I’m not including any specific album or song here, because I’m coming from a slightly impersonal angle with Das Racist. My friends have been pretty into this ‘conscious’/'deconstructionalist’ hiphop group this past year, making them pretty much inescapable for poor old me. But I find them pretty fascinating. So far, all their albums (Das Racist call them ‘mixtapes’) have been available for free, and they’re known for combining often comedic lyrics with music that both emulates and progresses the hiphop genre.
‘Rainbow in the Dark’, from Shut up, Dude contains plenty of pop-culture riffs and upfront subversions of the mainstream rap genre: ‘Das Racist is the new cool g-rap / Peep us at the Grammys, we’d like to thank gchat’. It’s thoughtful, and catchy.
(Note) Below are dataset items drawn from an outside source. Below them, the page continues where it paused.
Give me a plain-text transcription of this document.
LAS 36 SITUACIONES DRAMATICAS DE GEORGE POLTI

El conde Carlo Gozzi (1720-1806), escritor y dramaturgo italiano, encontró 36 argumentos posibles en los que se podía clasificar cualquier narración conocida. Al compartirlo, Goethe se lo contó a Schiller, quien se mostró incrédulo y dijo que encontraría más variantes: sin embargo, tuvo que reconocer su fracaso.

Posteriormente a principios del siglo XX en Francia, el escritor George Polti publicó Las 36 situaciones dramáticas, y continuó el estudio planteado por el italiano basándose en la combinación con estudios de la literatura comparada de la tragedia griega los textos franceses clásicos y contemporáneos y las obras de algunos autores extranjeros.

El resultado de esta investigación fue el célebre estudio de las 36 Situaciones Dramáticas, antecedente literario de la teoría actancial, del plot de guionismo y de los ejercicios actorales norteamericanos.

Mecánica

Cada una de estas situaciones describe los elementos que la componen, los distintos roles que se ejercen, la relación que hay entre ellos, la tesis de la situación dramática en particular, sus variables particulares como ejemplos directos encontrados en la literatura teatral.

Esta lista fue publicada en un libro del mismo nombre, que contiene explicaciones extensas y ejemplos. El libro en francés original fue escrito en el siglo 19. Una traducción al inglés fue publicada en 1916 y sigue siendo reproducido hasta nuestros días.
Funny: Victor Vasquez, one of Das Racist’s members, challenged New Yorker cartoonist Farley Katz to a cartoon-off after he blogged about the Das Racist song ‘Combination Pizza Hut and Taco Bell‘ (a semi-dadaist call-and-response pal-investigators tune about two men who can’t find each other in a combination Pizza Hut/Taco Bell restaurant). The Katz post that sparked the cartoon-off is actually pretty hilarious, but the resulting cartoons don’t leave anyone in doubt of who won the day.